Scarlett, yang juga anggota Asosiasi Optometris Filipina, mengatakan, kesalahan refraksi ialah kondisi cahaya yang diterima mata tak terfokus pada retina sehingga gambar kabur di retina. Refraksi terdiri atas tiga jenis, yakni miopi, hiperopi, dan astigmatisme.
Miopi terjadi karena cahaya yang masuk ke mata berada di depan retina sehingga seseorang tak bisa melihat obyek yang jauh. Sementara hiperopi ialah gangguan penglihatan karena cahaya masuk jatuh di belakang retina sehingga obyek dekat tidak bisa tampak. Astigmatisme ialah pandangan kabur akibat kecacatan di kelengkungan lensa atau kornea.
Scarlett menambahkan, tanda awal gangguan mata pada anak antara lain kerap sakit kepala dan pandangan kabur. Selain itu, mata tampak sayu dan mengantuk saat melihat sinar terang atau membaca terlalu dekat, serta kerap mengucek mata dan mengeluarkan air mata berlebihan.

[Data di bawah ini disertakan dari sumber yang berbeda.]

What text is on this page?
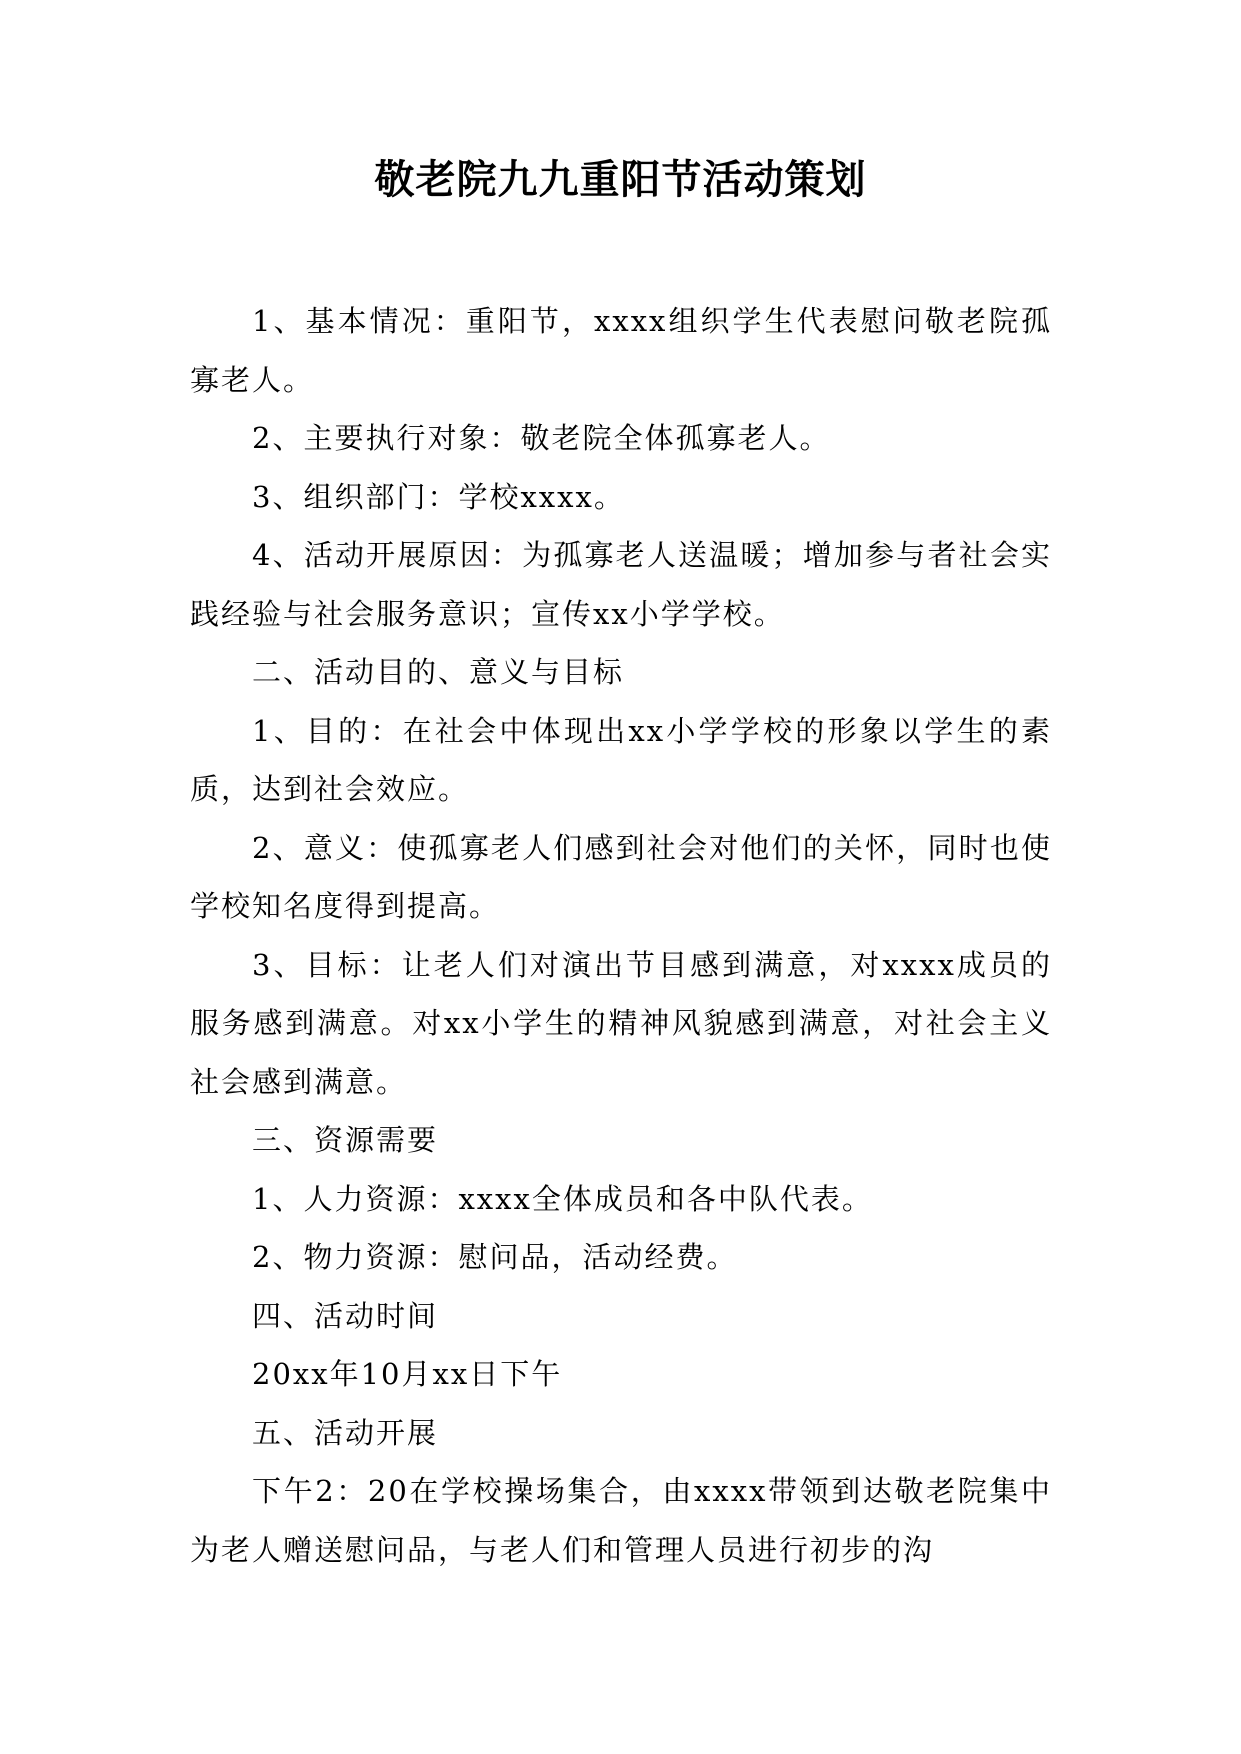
敬老院九九重阳节活动策划

1、基本情况：重阳节，xxxx组织学生代表慰问敬老院孤寡老人。

2、主要执行对象：敬老院全体孤寡老人。

3、组织部门：学校xxxx。

4、活动开展原因：为孤寡老人送温暖；增加参与者社会实践经验与社会服务意识；宣传xx小学学校。

二、活动目的、意义与目标

1、目的：在社会中体现出xx小学学校的形象以学生的素质，达到社会效应。

2、意义：使孤寡老人们感到社会对他们的关怀，同时也使学校知名度得到提高。

3、目标：让老人们对演出节目感到满意，对xxxx成员的服务感到满意。对xx小学生的精神风貌感到满意，对社会主义社会感到满意。

三、资源需要

1、人力资源：xxxx全体成员和各中队代表。

2、物力资源：慰问品，活动经费。

四、活动时间

20xx年10月xx日下午

五、活动开展

下午2：20在学校操场集合，由xxxx带领到达敬老院集中为老人赠送慰问品，与老人们和管理人员进行初步的沟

Gangguan mata pada anak usia sekolah di Indonesia belum diatasi secara maksimal. Data Kementerian Kesehatan tahun 2015 mencatat, dari 66 juta anak usia sekolah, 10 persen mengalami gangguan mata akibat kesalahan refraksi. “Kesadaran orangtua untuk memeriksakan anaknya yang mengalami gangguan mata rendah,” kata Pemimpin Utama PT Optik Tunggal Sempurna Alexander B Kurniawan.
Untuk itu, menurut Scarlett, perlu skrining penglihatan anak saat mereka berusia di bawah 14 tahun dengan mata normal setiap tiga bulan. Usia minimal periksa mata adalah 4 tahun. Bagi anak yang lahir prematur, pemeriksaan mata harus dilakukan sehari setelah dilahirkan karena belum memiliki fungsi mata sempurna.
Selain itu, perlu komunikasi yang baik antara anak dan orangtua terkait pengaturan pemakaian gawai pada anak. Pemakaian gawai pada anak harus dibatasi berdasarkan kesepakatan anak dan orangtua. (DD03)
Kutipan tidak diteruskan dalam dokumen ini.